You hear it all around from global warming alarmists: Arctic Sea ice is melting at an “irreversible” rate due to global warming, and it won’t be able to recover. But it seems the reports of Arctic Sea ice disappearance have been greatly exaggerated:
In fact, Arctic sea ice extent as a whole seems to be stabilizing despite this year’s record low maximum in February. NSIDC data shows Arctic sea ice extent is currently within the normal range based on the 1981 to 2010 average extent.
“Global sea ice is at a record high, another key indicator that something is working in the opposite direction of what was predicted,” Dr. Benny Peiser, director of the Global Warming Policy Forum, told the U.K. Express in January.

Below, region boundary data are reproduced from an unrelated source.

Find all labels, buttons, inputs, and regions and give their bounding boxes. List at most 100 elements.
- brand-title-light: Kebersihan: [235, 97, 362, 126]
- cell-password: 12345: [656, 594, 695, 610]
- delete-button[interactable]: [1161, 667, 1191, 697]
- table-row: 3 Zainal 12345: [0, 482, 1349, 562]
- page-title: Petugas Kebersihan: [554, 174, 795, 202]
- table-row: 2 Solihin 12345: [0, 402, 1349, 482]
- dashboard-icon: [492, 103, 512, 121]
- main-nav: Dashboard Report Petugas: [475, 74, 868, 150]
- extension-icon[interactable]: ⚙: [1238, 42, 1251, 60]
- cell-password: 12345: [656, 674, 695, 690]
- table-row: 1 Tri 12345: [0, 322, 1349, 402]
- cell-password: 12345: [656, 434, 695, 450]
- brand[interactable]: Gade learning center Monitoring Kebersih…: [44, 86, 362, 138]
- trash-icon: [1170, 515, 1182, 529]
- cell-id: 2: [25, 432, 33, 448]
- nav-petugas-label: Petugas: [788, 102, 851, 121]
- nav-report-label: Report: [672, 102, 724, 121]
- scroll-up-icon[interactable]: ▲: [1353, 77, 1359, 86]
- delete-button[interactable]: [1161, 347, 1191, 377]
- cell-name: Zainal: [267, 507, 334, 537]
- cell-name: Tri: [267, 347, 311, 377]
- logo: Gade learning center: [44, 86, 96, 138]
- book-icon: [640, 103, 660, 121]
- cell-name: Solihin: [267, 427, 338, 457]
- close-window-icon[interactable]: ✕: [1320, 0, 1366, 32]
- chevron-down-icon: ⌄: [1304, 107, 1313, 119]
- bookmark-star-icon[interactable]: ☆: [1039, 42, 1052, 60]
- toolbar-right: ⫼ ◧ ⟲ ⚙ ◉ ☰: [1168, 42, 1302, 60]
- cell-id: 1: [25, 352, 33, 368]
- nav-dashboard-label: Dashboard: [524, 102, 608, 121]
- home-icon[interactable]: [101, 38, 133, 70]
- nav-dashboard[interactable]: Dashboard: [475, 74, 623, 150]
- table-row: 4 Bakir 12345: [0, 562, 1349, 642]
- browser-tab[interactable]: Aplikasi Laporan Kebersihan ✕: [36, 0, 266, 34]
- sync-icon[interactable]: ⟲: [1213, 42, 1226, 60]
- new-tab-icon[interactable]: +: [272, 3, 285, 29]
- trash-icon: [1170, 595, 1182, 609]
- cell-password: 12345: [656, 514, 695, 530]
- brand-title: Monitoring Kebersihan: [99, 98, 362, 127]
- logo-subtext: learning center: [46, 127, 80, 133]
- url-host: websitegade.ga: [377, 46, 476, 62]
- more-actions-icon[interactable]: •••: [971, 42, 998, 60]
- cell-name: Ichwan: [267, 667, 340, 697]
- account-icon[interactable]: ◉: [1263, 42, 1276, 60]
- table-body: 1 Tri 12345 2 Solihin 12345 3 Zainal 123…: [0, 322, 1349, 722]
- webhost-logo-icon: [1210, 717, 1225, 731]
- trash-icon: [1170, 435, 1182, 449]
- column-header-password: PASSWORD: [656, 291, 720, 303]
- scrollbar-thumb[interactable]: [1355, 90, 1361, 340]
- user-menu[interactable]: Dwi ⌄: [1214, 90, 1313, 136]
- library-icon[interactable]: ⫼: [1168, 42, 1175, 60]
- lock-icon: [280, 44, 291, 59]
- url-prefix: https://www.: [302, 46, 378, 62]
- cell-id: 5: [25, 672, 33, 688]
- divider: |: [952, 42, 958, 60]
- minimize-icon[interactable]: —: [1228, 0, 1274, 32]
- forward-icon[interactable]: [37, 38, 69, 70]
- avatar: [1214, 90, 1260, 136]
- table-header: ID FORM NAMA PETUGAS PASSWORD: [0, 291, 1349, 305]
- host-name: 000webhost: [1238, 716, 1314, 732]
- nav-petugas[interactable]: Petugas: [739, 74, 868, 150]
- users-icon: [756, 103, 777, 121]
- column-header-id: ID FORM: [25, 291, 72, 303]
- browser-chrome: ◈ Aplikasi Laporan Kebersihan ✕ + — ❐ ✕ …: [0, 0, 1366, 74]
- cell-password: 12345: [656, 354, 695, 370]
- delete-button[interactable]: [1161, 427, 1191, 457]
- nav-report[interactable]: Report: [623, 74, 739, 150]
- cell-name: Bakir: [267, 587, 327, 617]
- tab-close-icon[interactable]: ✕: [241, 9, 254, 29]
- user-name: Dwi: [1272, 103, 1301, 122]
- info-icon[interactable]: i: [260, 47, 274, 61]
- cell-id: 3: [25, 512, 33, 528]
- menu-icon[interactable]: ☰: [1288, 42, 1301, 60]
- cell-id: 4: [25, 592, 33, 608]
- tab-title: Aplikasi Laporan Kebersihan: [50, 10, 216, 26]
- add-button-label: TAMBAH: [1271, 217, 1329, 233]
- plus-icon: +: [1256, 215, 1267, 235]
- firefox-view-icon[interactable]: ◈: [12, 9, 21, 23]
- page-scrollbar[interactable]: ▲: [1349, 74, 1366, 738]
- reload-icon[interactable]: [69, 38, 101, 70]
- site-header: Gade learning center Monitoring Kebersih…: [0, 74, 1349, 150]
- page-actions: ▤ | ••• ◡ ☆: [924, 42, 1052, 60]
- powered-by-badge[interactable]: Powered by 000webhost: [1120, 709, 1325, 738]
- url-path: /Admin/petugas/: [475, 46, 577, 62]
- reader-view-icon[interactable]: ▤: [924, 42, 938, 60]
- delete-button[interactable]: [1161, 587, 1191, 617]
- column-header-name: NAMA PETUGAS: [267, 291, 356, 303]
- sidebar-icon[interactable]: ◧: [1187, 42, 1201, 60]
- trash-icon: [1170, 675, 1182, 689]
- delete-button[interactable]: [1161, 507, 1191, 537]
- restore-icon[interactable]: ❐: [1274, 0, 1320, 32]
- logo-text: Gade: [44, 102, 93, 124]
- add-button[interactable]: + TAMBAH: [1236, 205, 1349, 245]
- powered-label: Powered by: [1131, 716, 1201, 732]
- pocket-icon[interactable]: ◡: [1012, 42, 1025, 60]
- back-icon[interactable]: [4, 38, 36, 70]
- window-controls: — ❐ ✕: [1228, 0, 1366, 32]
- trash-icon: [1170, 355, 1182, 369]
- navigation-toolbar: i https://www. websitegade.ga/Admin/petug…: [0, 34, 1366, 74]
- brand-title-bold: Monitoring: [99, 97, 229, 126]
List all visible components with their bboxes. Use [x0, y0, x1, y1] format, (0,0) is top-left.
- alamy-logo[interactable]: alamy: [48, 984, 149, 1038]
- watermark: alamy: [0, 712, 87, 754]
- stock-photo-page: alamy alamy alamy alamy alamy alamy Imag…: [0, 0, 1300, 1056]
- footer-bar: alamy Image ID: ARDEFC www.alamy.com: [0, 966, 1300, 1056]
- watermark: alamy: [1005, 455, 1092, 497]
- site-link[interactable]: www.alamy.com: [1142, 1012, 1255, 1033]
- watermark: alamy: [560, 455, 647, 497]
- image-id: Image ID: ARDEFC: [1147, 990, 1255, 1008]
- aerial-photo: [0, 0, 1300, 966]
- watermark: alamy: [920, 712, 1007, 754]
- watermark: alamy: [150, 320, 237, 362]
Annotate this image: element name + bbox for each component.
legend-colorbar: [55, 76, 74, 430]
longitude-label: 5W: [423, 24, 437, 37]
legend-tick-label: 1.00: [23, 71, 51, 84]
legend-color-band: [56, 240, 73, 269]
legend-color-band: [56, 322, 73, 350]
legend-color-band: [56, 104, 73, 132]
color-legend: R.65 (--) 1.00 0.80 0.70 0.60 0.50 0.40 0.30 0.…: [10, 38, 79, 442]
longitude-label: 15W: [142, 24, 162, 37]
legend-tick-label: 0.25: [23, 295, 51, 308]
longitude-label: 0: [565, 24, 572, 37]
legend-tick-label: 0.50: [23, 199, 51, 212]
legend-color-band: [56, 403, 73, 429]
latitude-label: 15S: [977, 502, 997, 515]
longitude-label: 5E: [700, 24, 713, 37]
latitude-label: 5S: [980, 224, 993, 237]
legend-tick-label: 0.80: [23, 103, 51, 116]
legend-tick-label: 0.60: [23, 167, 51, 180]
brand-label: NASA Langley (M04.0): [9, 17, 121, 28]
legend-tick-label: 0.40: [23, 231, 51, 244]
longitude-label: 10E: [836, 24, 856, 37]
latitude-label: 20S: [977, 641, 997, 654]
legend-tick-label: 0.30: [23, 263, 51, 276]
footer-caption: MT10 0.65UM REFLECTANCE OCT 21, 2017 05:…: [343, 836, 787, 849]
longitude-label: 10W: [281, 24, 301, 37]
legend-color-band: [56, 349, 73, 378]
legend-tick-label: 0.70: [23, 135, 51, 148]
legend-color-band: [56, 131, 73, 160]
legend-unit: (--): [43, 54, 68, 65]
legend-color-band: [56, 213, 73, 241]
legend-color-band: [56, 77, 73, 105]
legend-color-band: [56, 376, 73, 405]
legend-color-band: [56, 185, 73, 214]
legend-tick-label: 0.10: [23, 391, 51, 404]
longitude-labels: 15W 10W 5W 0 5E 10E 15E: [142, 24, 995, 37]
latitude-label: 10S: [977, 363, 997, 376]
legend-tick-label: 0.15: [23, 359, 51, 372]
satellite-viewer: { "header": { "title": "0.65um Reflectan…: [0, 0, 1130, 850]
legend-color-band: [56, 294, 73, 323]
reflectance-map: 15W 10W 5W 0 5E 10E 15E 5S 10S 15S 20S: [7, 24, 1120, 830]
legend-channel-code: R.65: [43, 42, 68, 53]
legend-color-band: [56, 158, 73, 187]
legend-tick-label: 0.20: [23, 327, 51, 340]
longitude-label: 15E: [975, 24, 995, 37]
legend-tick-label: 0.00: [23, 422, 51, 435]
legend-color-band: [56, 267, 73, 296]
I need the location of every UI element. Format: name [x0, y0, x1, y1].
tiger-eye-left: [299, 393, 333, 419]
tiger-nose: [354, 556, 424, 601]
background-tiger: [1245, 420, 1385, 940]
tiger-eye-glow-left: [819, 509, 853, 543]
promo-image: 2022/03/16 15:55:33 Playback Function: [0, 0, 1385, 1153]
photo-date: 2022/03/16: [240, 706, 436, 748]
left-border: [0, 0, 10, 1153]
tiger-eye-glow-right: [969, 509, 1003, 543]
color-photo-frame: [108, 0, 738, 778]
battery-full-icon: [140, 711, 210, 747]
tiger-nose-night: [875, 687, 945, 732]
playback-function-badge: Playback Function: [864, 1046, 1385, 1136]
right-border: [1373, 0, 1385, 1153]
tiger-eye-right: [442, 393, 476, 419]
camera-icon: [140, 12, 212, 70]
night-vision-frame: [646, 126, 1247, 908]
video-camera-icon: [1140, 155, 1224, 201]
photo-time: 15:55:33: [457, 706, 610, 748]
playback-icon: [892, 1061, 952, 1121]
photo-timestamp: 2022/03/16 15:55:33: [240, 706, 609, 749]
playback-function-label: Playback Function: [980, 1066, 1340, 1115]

“Most people think the poles are melting… they’re not,” he said. “This is a huge inconvenience that reality is now catching up with climate alarmists, who were predicting that the poles would be melting fairly soon.”
The Arctic Sea ice trends are actually quite variable. About as variable as glacier melt, actually. Which means that the only way to create a compelling trend is to cherry-pick data. Which seems to be just about exactly what global warming alarmists have been doing.
This continues a much more predictable trend among global warming scientists. You can’t entirely blame them. The fact is that creating predictions for complex and highly variable natural phenomena is a bit of a crap shoot. Things seem to be going a certain direction until they’re not. And even when you are able to accurately graph certain trends, the causation for those trends is not necessarily any easier to ascertain. Even if there has been a warming or a melting trend, that doesn’t necessarily mean that human involvement or greenhouse gases are to blame.
And the vanishing point on these trends continues to fluctuate. Some climate scientists are saying that the Arctic Sea will be free of ice during summers as soon as 2040. They thought it might be earlier than that just a few years ago. But the change of things keeps changing, and coming up with accurate long-term predictions continues to be aiming at a moving target. The only thing that hasn’t changed is the agenda. And that’s what really concerns me.